There were two projects which I learned more about at the convention that I would like to incorporate.  The First is “Journey to Serve,” a unique marketing campaign launched in 2021 by the Funeral Service Foundation and the ICCFA Educational Foundation. This collaborative effort between organizations aims to engage, recruit and hire more military veterans to careers in the funeral service profession. We are blessed to have several veterans on our staff and their attitude and organizational skills are priceless.

The second is “Have the Talk of a Lifetime,” which offers families practical advice and tools to help them have conversations about the things that matter most and how they hope to be remembered when they die and for generations to come. This wonderful program has been offered through The Funeral and Memorial Information Council for some time and I’ve put it on the back burner. It’s time to make this worthwhile program more accessible to our families:  https://www.talkofalifetime.org/

The expo hall was nothing short of amazing. It literally took us the three days of the convention to get around the hall. It was nice to catch up with old friends and learn about new products. Some of the new services and products are a bit gimmicky.

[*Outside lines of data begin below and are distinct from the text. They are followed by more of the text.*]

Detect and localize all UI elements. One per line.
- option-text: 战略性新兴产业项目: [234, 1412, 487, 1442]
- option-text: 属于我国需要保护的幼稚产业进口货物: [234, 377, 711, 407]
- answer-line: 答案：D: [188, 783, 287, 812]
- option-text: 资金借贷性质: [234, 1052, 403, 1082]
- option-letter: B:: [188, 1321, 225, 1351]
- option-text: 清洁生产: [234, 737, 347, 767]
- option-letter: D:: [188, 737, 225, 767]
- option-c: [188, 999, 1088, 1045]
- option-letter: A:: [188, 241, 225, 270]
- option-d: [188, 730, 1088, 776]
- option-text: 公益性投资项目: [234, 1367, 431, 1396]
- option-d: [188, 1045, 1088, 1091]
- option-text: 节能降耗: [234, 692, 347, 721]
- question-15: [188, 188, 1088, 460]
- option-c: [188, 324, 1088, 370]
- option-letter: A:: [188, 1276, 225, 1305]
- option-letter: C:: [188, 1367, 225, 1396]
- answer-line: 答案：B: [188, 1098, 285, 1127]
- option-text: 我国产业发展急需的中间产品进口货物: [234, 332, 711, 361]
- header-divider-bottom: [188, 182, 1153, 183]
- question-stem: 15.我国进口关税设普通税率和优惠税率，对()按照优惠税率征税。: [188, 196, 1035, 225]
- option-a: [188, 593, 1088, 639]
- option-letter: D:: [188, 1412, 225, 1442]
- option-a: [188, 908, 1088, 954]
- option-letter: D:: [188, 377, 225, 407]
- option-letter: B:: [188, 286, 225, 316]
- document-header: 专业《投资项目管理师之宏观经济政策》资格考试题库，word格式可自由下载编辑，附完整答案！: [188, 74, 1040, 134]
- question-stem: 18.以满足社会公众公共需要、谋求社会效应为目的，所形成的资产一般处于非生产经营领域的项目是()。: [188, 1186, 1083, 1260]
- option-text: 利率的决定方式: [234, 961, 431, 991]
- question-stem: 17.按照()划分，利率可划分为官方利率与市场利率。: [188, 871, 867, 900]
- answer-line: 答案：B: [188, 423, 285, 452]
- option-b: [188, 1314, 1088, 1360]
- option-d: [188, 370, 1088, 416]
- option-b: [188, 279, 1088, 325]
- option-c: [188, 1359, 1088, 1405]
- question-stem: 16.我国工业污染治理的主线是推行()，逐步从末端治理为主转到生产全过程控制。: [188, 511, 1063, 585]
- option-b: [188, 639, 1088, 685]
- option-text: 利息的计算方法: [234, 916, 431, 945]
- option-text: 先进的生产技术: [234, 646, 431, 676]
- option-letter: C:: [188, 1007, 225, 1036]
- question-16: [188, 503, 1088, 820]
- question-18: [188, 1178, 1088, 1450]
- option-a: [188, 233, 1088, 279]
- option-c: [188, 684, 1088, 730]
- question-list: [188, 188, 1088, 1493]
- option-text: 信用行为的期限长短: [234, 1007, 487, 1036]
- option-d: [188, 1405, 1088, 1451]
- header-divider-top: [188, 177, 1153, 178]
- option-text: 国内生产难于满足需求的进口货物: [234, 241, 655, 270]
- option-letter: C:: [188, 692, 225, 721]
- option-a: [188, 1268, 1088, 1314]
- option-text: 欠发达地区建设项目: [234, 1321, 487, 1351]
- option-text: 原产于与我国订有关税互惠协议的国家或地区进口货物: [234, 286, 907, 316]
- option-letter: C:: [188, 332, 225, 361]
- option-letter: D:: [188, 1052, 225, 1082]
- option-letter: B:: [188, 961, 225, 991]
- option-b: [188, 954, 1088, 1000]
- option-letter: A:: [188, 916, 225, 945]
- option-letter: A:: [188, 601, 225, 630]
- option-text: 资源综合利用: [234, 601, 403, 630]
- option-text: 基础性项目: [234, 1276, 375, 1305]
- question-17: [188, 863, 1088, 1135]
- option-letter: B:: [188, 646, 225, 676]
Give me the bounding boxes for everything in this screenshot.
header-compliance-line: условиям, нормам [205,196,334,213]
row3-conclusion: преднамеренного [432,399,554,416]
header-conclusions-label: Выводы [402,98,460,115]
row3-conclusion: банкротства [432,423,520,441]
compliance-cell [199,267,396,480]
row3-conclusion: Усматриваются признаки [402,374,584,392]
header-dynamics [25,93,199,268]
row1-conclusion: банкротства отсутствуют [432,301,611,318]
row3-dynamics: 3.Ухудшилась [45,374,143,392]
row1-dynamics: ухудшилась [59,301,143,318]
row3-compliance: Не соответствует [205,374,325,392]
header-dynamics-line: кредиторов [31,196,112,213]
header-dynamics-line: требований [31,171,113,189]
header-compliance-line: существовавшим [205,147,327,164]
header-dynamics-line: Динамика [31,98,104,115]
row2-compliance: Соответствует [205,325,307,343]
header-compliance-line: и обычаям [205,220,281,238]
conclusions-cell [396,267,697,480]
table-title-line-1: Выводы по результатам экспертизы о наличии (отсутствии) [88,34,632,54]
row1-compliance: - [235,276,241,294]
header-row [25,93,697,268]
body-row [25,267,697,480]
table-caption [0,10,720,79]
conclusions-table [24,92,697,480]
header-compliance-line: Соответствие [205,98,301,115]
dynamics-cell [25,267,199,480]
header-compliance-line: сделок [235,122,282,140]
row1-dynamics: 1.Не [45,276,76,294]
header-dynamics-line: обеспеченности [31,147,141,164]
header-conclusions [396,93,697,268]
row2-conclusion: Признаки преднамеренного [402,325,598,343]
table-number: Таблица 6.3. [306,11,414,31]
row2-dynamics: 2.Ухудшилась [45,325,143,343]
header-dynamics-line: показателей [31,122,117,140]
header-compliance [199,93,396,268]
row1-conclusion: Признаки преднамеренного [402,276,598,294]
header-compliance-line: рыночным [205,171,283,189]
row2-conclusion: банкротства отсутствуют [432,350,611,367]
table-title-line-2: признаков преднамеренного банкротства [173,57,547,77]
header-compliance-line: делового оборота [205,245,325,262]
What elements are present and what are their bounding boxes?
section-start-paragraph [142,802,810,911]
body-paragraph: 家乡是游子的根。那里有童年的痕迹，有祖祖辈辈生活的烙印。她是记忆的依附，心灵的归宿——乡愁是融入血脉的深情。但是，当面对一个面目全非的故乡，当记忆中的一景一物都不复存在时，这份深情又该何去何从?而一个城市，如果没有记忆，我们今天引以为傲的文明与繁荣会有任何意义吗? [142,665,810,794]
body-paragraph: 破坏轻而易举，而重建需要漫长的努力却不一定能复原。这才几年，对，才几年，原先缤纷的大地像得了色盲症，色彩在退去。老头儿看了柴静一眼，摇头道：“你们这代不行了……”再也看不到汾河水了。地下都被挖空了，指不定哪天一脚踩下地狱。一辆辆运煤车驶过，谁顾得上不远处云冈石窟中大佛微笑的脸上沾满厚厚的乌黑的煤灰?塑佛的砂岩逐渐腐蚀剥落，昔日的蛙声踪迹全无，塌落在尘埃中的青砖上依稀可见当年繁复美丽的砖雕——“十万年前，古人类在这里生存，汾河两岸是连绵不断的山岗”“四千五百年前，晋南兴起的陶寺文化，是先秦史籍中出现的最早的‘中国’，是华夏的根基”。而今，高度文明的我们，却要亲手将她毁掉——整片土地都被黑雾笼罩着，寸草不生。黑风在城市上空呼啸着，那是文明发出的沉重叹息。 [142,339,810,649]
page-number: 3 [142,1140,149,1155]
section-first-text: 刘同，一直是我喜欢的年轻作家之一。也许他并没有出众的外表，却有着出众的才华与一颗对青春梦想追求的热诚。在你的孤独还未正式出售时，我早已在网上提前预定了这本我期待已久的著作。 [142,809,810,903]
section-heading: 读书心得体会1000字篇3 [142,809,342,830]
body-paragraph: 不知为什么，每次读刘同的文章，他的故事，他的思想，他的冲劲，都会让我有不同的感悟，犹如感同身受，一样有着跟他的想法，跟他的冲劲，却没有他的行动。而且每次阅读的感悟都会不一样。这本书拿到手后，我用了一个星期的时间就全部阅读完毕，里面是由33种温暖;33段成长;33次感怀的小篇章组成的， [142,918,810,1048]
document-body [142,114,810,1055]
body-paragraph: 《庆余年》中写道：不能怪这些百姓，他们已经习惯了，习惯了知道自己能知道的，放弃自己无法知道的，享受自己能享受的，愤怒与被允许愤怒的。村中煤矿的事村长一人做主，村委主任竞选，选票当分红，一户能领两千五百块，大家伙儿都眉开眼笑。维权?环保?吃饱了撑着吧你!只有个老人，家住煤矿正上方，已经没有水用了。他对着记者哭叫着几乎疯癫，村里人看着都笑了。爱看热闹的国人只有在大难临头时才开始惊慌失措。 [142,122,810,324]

Others seem to be promising to provide convenience, meaning, and value to our families. 

While I was waiting for an Uber outside of the hotel I heard someone say “Steve?” I looked over, and in surprise said “Dan?” It was Daniel Biggins, a funeral director from Boston, whom I worked with in the Medical Examiner’s office in New York City after 911. Although we stayed in touch through Facebook, etc., it was the first time we have run into each other. 

The best lesson I learned from attending the International Convention was not to wait another thirty plus years to go. There is much to be gained in our memberships in PFDA, NFDA, and International Order of the Golden Rule. It’s easy to get caught up in the day to day of serving our families, but it’s important to refresh and take advantage of the learning opportunities provided by our state and national/international associations. Spending quality time with my wife, son, and cousin and his wife, whom I see too infrequently, was icing on the cake.